SENIOR East Lancashire MP Jake Berry has announced who he is backing to become the next Tory leader and Prime Minister.

The former Northern Powerhouse minister announced his support for chair of the House of Commons Foreign Affairs Committee, Tom Tugendhat, on Twitter this morning.

The Rossendale and Darwen MP posted: "A clean start - a new deal - It’s time to back Tom Tugendhat.

"We asked voters who had never voted Conservative to lend us their votes.

"With Tom Tugendhat I believe they will do so again in two years time."

Mr Tugendhat, aged 49, is one of 11 contenders so far seeking to succeed Boris Johnson in the top job in British politics, and is MP for Tonbridge and Malling in Kent.

Lancashire Telegraph: Tom TugendhatTom Tugendhat

Mr Berry, first elected in 2010 who chairs the Northern Research Group of Conservative MPs, said: "A Conservative manifesto promised a 'levelling up agenda' and voters flocked to the idea that people and communities left behind by Labour, would get the chance to catch up, to compete on an even keel, to prosper and to grow.

"We were asking people who’d never considered voting Conservative, to do so on a promise of change. If that commitment was bold, then people’s response to it was brave.

"In 40 years, there’ve been 40 different government initiatives to stimulate local growth. We need grass-roots change, but Whitehall produces AstroTurf.

"Last month at the Northern Research Group Conference in Doncaster, Northern MPs set out our New Deal for Britain.
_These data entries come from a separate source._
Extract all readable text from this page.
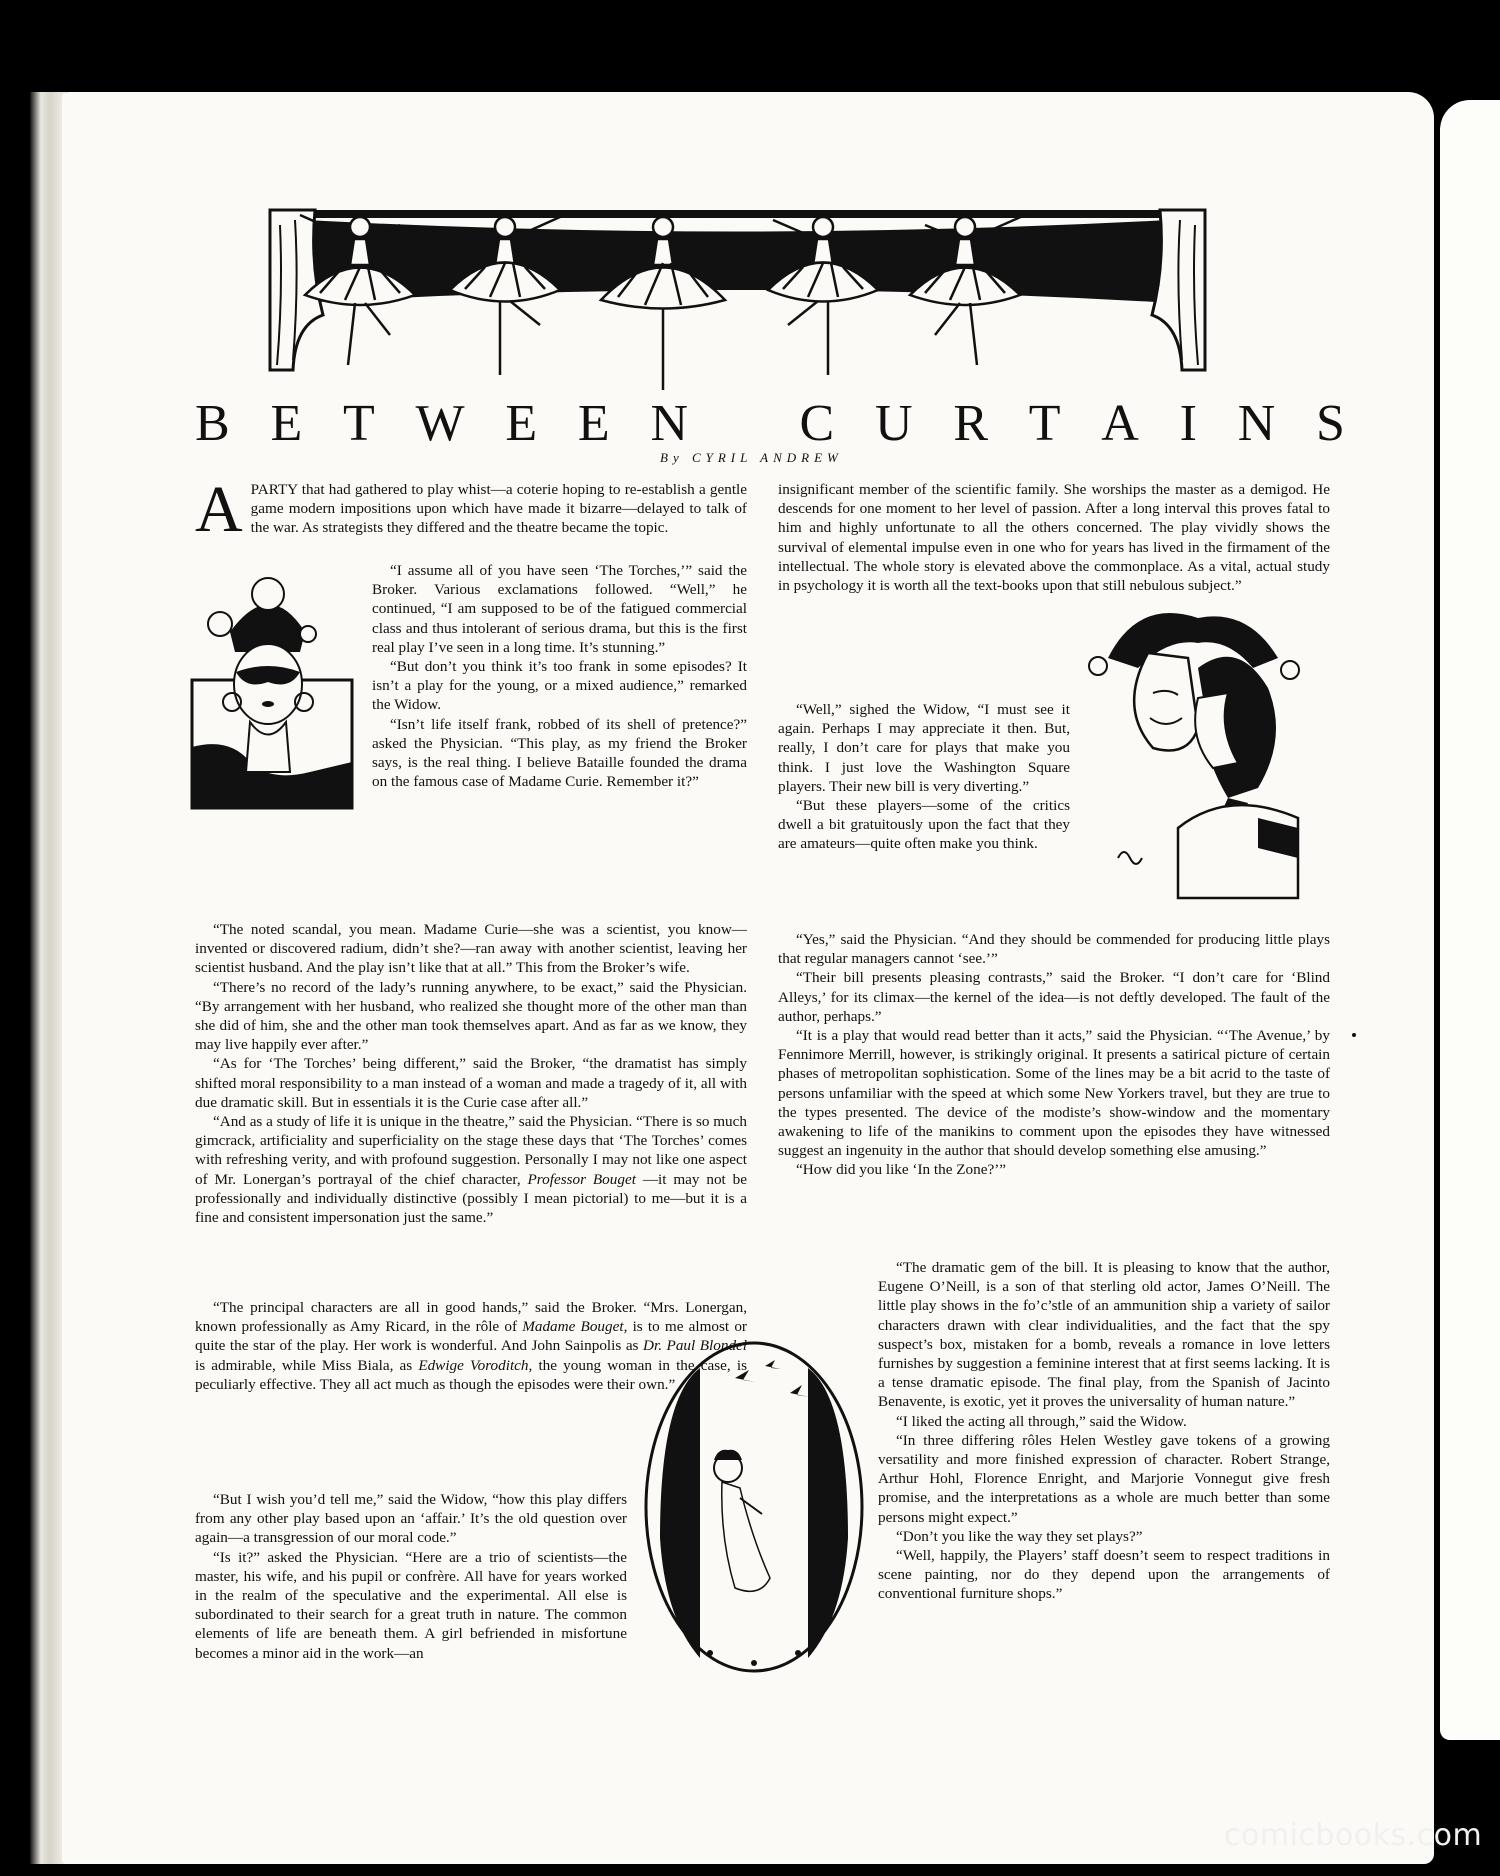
B E T W E E N C U R T A I N S
By CYRIL ANDREW

APARTY that had gathered to play whist—a coterie hoping to re-establish a gentle game modern impositions upon which have made it bizarre—delayed to talk of the war. As strategists they differed and the theatre became the topic.

“I assume all of you have seen ‘The Torches,’” said the Broker. Various exclamations followed. “Well,” he continued, “I am supposed to be of the fatigued commercial class and thus intolerant of serious drama, but this is the first real play I’ve seen in a long time. It’s stunning.”

“But don’t you think it’s too frank in some episodes? It isn’t a play for the young, or a mixed audience,” remarked the Widow.

“Isn’t life itself frank, robbed of its shell of pretence?” asked the Physician. “This play, as my friend the Broker says, is the real thing. I believe Bataille founded the drama on the famous case of Madame Curie. Remember it?”

“The noted scandal, you mean. Madame Curie—she was a scientist, you know—invented or discovered radium, didn’t she?—ran away with another scientist, leaving her scientist husband. And the play isn’t like that at all.” This from the Broker’s wife.

“There’s no record of the lady’s running anywhere, to be exact,” said the Physician. “By arrangement with her husband, who realized she thought more of the other man than she did of him, she and the other man took themselves apart. And as far as we know, they may live happily ever after.”

“As for ‘The Torches’ being different,” said the Broker, “the dramatist has simply shifted moral responsibility to a man instead of a woman and made a tragedy of it, all with due dramatic skill. But in essentials it is the Curie case after all.”

“And as a study of life it is unique in the theatre,” said the Physician. “There is so much gimcrack, artificiality and superficiality on the stage these days that ‘The Torches’ comes with refreshing verity, and with profound suggestion. Personally I may not like one aspect of Mr. Lonergan’s portrayal of the chief character, Professor Bouget —it may not be professionally and individually distinctive (possibly I mean pictorial) to me—but it is a fine and consistent impersonation just the same.”

“The principal characters are all in good hands,” said the Broker. “Mrs. Lonergan, known professionally as Amy Ricard, in the rôle of Madame Bouget, is to me almost or quite the star of the play. Her work is wonderful. And John Sainpolis as Dr. Paul Blondel is admirable, while Miss Biala, as Edwige Voroditch, the young woman in the case, is peculiarly effective. They all act much as though the episodes were their own.”

“But I wish you’d tell me,” said the Widow, “how this play differs from any other play based upon an ‘affair.’ It’s the old question over again—a transgression of our moral code.”

“Is it?” asked the Physician. “Here are a trio of scientists—the master, his wife, and his pupil or confrère. All have for years worked in the realm of the speculative and the experimental. All else is subordinated to their search for a great truth in nature. The common elements of life are beneath them. A girl befriended in misfortune becomes a minor aid in the work—an

insignificant member of the scientific family. She worships the master as a demigod. He descends for one moment to her level of passion. After a long interval this proves fatal to him and highly unfortunate to all the others concerned. The play vividly shows the survival of elemental impulse even in one who for years has lived in the firmament of the intellectual. The whole story is elevated above the commonplace. As a vital, actual study in psychology it is worth all the text-books upon that still nebulous subject.”

“Well,” sighed the Widow, “I must see it again. Perhaps I may appreciate it then. But, really, I don’t care for plays that make you think. I just love the Washington Square players. Their new bill is very diverting.”

“But these players—some of the critics dwell a bit gratuitously upon the fact that they are amateurs—quite often make you think.

“Yes,” said the Physician. “And they should be commended for producing little plays that regular managers cannot ‘see.’”

“Their bill presents pleasing contrasts,” said the Broker. “I don’t care for ‘Blind Alleys,’ for its climax—the kernel of the idea—is not deftly developed. The fault of the author, perhaps.”

“It is a play that would read better than it acts,” said the Physician. “‘The Avenue,’ by Fennimore Merrill, however, is strikingly original. It presents a satirical picture of certain phases of metropolitan sophistication. Some of the lines may be a bit acrid to the taste of persons unfamiliar with the speed at which some New Yorkers travel, but they are true to the types presented. The device of the modiste’s show-window and the momentary awakening to life of the manikins to comment upon the episodes they have witnessed suggest an ingenuity in the author that should develop something else amusing.”

“How did you like ‘In the Zone?’”

“The dramatic gem of the bill. It is pleasing to know that the author, Eugene O’Neill, is a son of that sterling old actor, James O’Neill. The little play shows in the fo’c’stle of an ammunition ship a variety of sailor characters drawn with clear individualities, and the fact that the spy suspect’s box, mistaken for a bomb, reveals a romance in love letters furnishes by suggestion a feminine interest that at first seems lacking. It is a tense dramatic episode. The final play, from the Spanish of Jacinto Benavente, is exotic, yet it proves the universality of human nature.”

“I liked the acting all through,” said the Widow.

“In three differing rôles Helen Westley gave tokens of a growing versatility and more finished expression of character. Robert Strange, Arthur Hohl, Florence Enright, and Marjorie Vonnegut give fresh promise, and the interpretations as a whole are much better than some persons might expect.”

“Don’t you like the way they set plays?”

“Well, happily, the Players’ staff doesn’t seem to respect traditions in scene painting, nor do they depend upon the arrangements of conventional furniture shops.”

comicbooks.com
"First, equalise Government spending around the UK.

"How can we expect the North to stand on its own feet when we’ve spent a staggering £6.5 billion more on Transport in London than the North every year for a decade?
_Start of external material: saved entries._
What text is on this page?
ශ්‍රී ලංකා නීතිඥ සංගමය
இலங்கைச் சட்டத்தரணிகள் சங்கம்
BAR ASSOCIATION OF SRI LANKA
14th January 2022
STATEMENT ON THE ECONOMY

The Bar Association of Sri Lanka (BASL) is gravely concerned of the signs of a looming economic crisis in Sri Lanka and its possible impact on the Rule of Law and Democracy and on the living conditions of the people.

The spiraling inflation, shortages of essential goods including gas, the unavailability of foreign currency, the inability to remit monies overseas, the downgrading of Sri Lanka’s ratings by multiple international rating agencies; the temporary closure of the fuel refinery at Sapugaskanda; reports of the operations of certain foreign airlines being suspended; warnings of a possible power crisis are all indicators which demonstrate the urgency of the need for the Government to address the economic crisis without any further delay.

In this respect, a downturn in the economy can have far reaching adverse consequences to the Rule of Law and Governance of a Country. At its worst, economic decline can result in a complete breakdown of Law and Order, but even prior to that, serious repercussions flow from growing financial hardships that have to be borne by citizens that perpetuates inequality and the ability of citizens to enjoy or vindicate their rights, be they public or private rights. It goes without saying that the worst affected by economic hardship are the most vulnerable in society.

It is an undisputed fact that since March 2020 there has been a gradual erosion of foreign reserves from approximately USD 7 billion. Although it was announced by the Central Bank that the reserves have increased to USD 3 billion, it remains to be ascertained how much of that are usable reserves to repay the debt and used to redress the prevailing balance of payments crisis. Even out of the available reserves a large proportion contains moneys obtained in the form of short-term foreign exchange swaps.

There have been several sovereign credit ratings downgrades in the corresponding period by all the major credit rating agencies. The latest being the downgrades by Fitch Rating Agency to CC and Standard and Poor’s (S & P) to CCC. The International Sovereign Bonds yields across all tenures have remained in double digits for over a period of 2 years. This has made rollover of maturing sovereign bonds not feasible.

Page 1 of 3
"Second, ditch Blair’s education policy that committed a generation to university. It failed our young people and left the UK at the bottom of the G7 when it comes to productivity.

"We need a vocational corridor – it’s time for Vox Bridge.

"Thirdly a devolution revolution, with local areas free to lower taxes, including corporation tax on a sectoral basis.

"Areas can compete to lower taxes enabling Sunderland to become more competitive than Singapore and Leeds to compete with Luxembourg.

"These changes offer the radical action our voters demanded when they sent Red Wall MPs to London with an 80-seat Conservative majority.

"Only one candidate in this Prime Ministerial race - Mr Tugendhat - took the time to come to that Conference on the day, to listen to the 400 party members present and see the potential in what we had to say."

Tom Tugendhat has been an MP since 2015, having previously worked as a journalist, PR consultant, and touring Iraq and Afghanistan while serving in the Territorial Army for 10 years.

He is the son of Sir Michael Tugendhat, a High Court judge, and a nephew of Lord Tugendhat, a businessman, former EU Vice President and Conservative Party politician.